Fate at last became kind to Brazil’s historic old scientific-nautical school when, in 1938, the long dreamed-of new school was completed. This was an expensive and modernistic establishment on the Ilha de Villegagnon, an island in the harbor of Rio de Janeiro, close to the city’s main business district. An elaborate new plant was built on Villegagnon. The buildings were modern and military in design; a tiled, open-air swimming pool was one of its features. As seen from the near-by city today the school presents a handsome silhouette of rigid, regular lines, although prison-like in its color.
In 1939 the study of atomic fission was introduced into the chemistry branch of the department of physical sciences at Villegagnon. The Escola Naval thus became the first school in Brazil, and possibly in Latin America, to begin studying atomic science.
Brazil was an active military participant in World War II. An expeditionary force of the Brazilian Army was sent to the Italian front. The Brazilian Navy, in relation to its size, did a large amount of convoy and escort work in the South Atlantic. Built around two old battleships, two old cruisers, nine new destroyers, eight older destroyers, six corvettes, and eight sub-chasers, it was dismissed lightly by most United Nations military commentators, when Brazil declared war on the Axis in August of 1942, with the prediction that the enemy would more likely encounter the Brazilians in port than out at sea. Events proved them to be clumsy prophets, however, as the Brazilian Navy almost literally spent the war at sea. Said Admiral Ernest J. King of the U. S. Navy:
“The Brazilians have developed a very efficient anti-submarine force of surface ships and airplanes which, operating as an integrated part of the South Atlantic Fleet, took its full share of the task of knocking out the German submarine effort directed against the convoy routes off the east coast of South America.”
Brazilian naval officers frequently became escort commanders of United Nations convoys.
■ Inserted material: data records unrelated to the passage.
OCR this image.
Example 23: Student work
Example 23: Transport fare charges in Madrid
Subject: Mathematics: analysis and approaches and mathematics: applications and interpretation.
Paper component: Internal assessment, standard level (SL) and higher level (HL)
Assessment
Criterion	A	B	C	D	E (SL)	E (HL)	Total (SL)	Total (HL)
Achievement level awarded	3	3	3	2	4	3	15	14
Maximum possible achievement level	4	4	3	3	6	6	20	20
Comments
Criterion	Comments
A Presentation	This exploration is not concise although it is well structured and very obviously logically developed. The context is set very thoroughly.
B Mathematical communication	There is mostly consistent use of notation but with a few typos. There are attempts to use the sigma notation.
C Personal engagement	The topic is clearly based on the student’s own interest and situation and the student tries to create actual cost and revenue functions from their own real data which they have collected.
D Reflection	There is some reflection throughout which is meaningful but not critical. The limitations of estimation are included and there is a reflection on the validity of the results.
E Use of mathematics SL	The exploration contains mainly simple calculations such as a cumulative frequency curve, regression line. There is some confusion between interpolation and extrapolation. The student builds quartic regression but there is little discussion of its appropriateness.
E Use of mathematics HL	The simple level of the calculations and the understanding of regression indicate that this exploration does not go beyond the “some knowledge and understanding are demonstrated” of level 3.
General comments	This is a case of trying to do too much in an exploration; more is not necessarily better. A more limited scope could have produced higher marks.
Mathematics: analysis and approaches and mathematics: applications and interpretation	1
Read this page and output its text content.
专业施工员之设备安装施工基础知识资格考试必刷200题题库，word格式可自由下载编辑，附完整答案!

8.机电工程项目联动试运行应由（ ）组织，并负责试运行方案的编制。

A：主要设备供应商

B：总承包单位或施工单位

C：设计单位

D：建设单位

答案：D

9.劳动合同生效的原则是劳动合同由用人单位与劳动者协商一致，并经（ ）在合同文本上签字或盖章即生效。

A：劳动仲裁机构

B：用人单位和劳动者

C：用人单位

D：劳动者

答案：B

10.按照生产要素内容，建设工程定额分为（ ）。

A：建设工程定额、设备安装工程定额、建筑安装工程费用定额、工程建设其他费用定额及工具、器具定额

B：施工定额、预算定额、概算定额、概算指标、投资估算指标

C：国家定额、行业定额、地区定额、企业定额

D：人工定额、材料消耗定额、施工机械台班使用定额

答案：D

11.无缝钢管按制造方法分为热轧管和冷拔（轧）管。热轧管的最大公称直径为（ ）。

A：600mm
They were concerned with the protection of maritime traffic as far north as the West Indian island of Trinidad. War losses included the old cruiser Baía, the naval transport Vital do Oliveira, and the minelayer Camaquā. Three hundred and fifty men were lost on the Baía, including four Americans.
Today, wealthy in history and background the Escola Naval functions on Villegagnon Island. Its students come from almost all social levels in Brazil, in sharp contrast to the situation that existed in early Imperial times. Admission is possible for any youth who wishes to enter and, like the U.S. Coast Guard Academy, selection is determined on the basis of competitive examinations. As a group, the students are intelligent and talented; their personalities seem to be quite similar to Americans of the same age.
As a new Brazil evolves out of the decadent conditions inherited from its colonial period, the old naval academy functions as a modern institution under the jutting skyline of Rio de Janeiro.